Season Alpha took place at various locations in Europe and North America with the aim of testing several competition formats using the new DevBot 2.0. The first event was held at the Circuito Monteblanco in Spain, and featured the first race between two fully autonomous cars. The events were not broadcast live, instead short clips on YouTube were released. Two teams were competing: Arrival and the Technical University of Munich.

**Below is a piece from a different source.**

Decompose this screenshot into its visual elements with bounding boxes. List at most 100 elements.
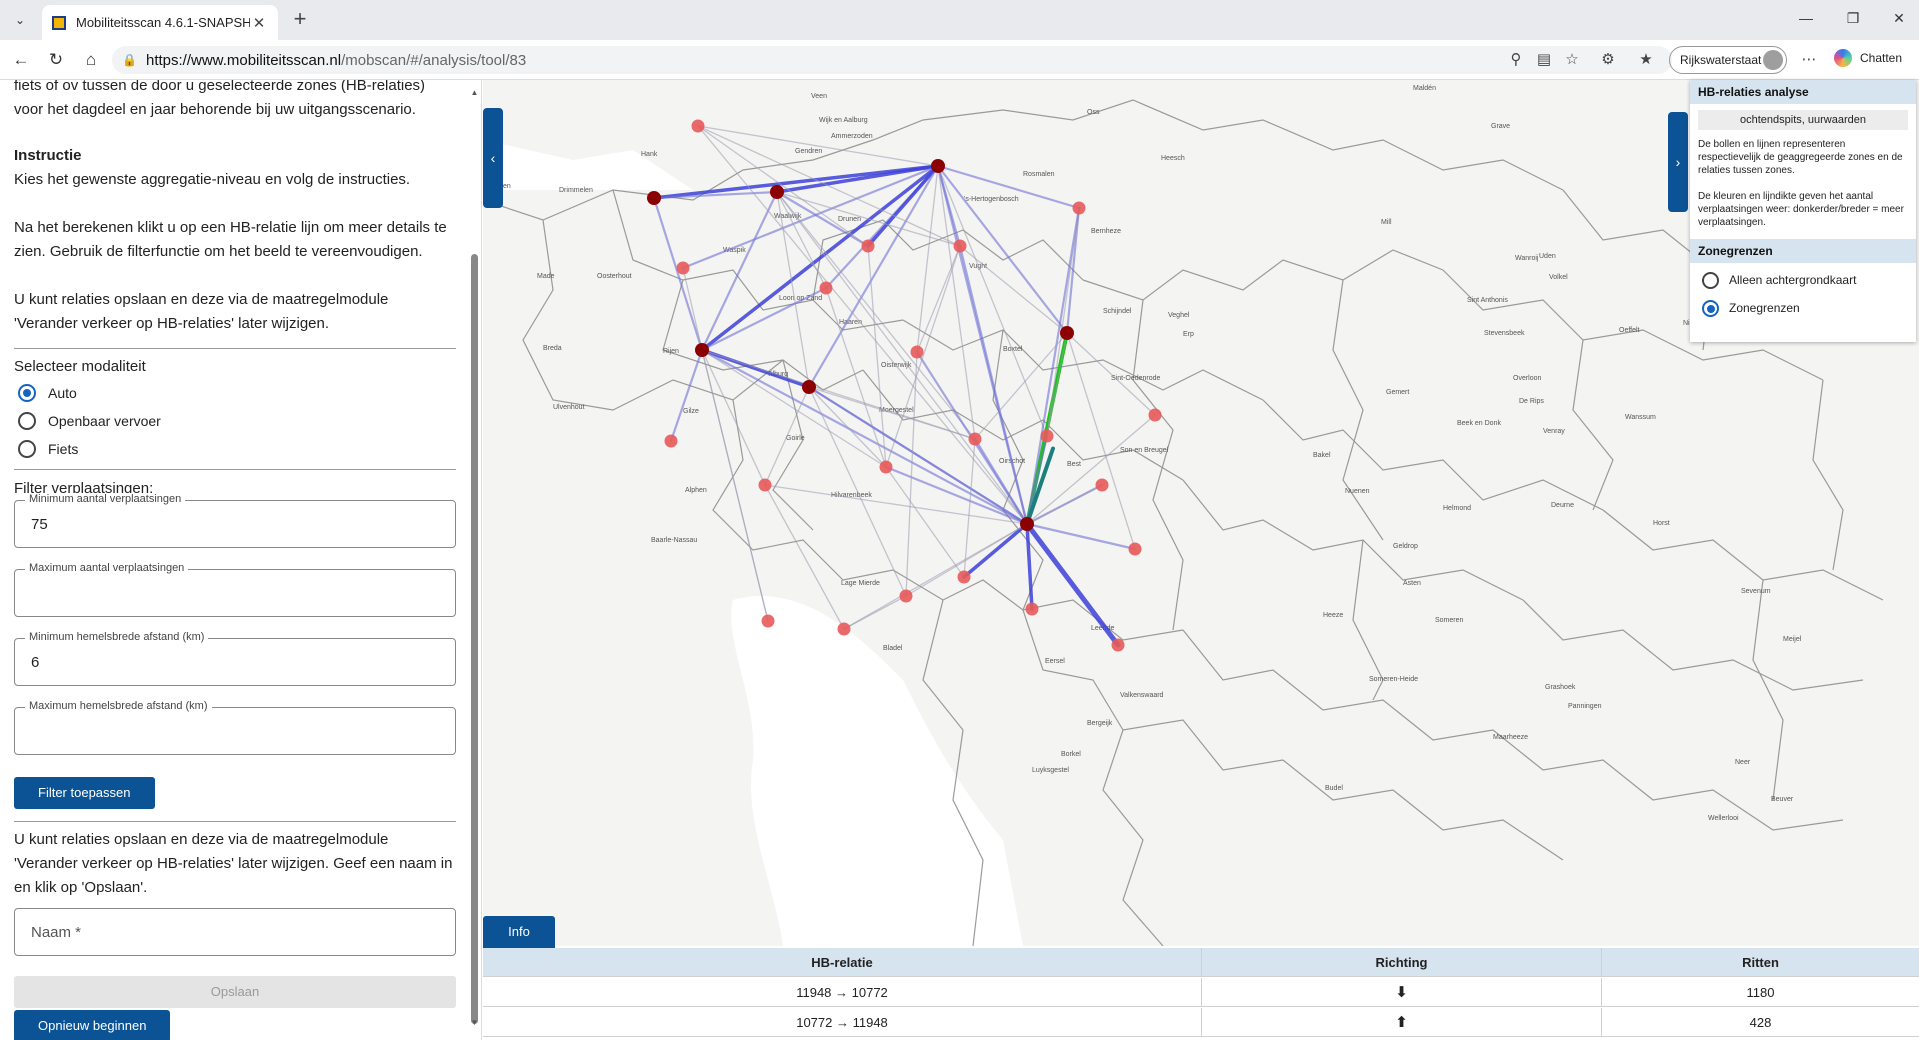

On 7 July 2019, the Roborace DevBot 2.0 car set the first ever autonomous official timed run at Goodwood Festival of Speed, with a time of 66.96 s and a top speed of 162.8 km/h. This is currently the record for autonomous vehicles.

Roborace also set the Guinness World Record for having the fastest autonomous car in the world. The Robocar reached a speed of 282.42 km/h.

===Season Beta (2020–21)===
The second testing season took place at various locations between September 2020 and October 2021, featuring 16 races and involving mixed reality elements dubbed "Roborace Metaverse", which is based on Roborace's patented technology. The program of Season Beta competitions has gradually complicating rules arranged in a progression of so-called missions. Each mission consists of two racing rounds — one round per day. A mission plan issued by Roborace for each mission defines its objectives, rules, and point-scoring system. The key objective of Season Beta is to come to the point when the majority of competing teams have developed sufficient capability for wheel-to-wheel racing in Season 1.

There were 7 teams competing in Season Beta: Arrival Racing (UK/Russia), Autonomous Racing Graz (Austria), MIT Driverless (United States), Acronis SIT (Switzerland), University of Pisa (Italy), PoliMOVE (Italy), CMU (United States).